There is justifiable merit behind the parabolic price action in MicroStrategy stock, as its CEO, Michael Saylor, made some smart moves with the company’s capital. Reinvesting any and all free cash flow, mostly into Bitcoin holdings, enriched the balance sheet when and if the price of Bitcoin took off, as it does today.

However, markets are worried that Saylor might become blinded to his hot hand, thinking that whatever happened in the past could continue in the future. The fear arises from the fact that MicroStrategy is continuing to dilute shareholders, this time by raising up to $3 billion to buy more Bitcoin.

This is where investors need to weigh the pros and cons of being diluted in exchange for gaining leverage into having more Bitcoin on the balance sheet. So far, this exchange has proven profitable, judging by the 705% rally the stock delivered over the past 12 months, even after this week’s sharp selloff.

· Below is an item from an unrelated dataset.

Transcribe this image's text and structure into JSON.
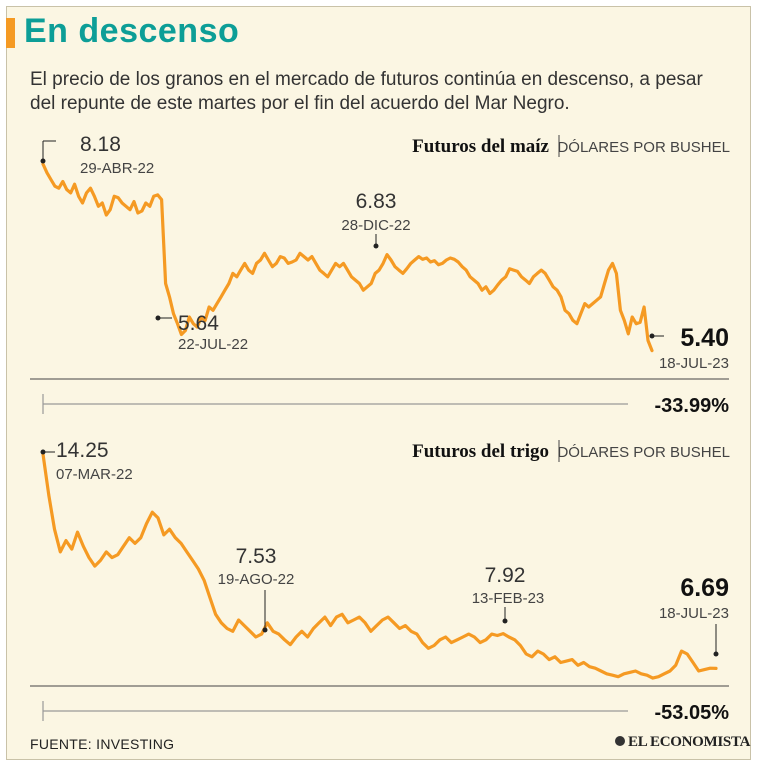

One problem, however, might be that Saylor is raising all of this money to buy Bitcoin at its all-time highs, sort of like buying back stock when it trades at massive valuations; at some point, the returns just won’t make sense. And they don’t make sense for Wall Street analysts, as the consensus price target has fallen behind at $331.1 a share.

From where it trades today, MicroStrategy stock faces a potential downfall of 14.6%, considering the current targets, which might be too much risk for investors to bear.

Coinbase Operates in a League of Its Own: Wall Street’s Take on Its Unique Vertical

Unlike MicroStrategy, which bets on Bitcoin through its balance sheet, Coinbase's advantage is that it will do well no matter where the price of Bitcoin goes—or at least that may be the thinking behind Wall Street's price targets.

Whether Bitcoin is at an all-time high sand on the rise or coming into headwinds and potential selloffs, traders will be there to take advantage of this volatility. The trading activity will be a fee source for Coinbase moving forward. Leaning on this belief, those at Needham & Company decided to reiterate their "Buy" rating on Coinbase.

The surprise came from their price targets, though. Although they were previously at $290 a share, renewed market activity and attention around Bitcoin call for a valuation closer to $375 a share. Coinbase would need to rally by as much as 28% from where it trades today, not to mention a new 52-week high, to prove these new views right.

However, another tailwind is adding to Coinbase stock's potential upside, and this one is coming from a new potential role in the United States economy. News broke out stating that Coinbase's CEO Brian Armstrong is a potential candidate to oversee all things cryptocurrency in the United States for the new administration.

This appointment would give Coinbase access to the information and prowess it needs to become a power player in global financial markets if accepted and formalized. Investors can liken this situation to when the government calls on a big investment bank like Goldman Sachs Group Inc. (NYSE: GS) to oversee and advise.

More than that, BlakcRock Inc. (NYSE: BLK) has already shown interest in Bitcoin by adding it to its asset management program and opening a new exchange-traded fund (ETF). This means that, as Bitcoin becomes more widely accepted by Wall Street, regulations and oversight would have to follow, and that's where Coinbase comes into play.

This is a completely different picture than the risks and volatility coming out of MicroStrategy stock right now, and that investors can take advantage of that distinction before the rest of the market realizes that it's there for the taking.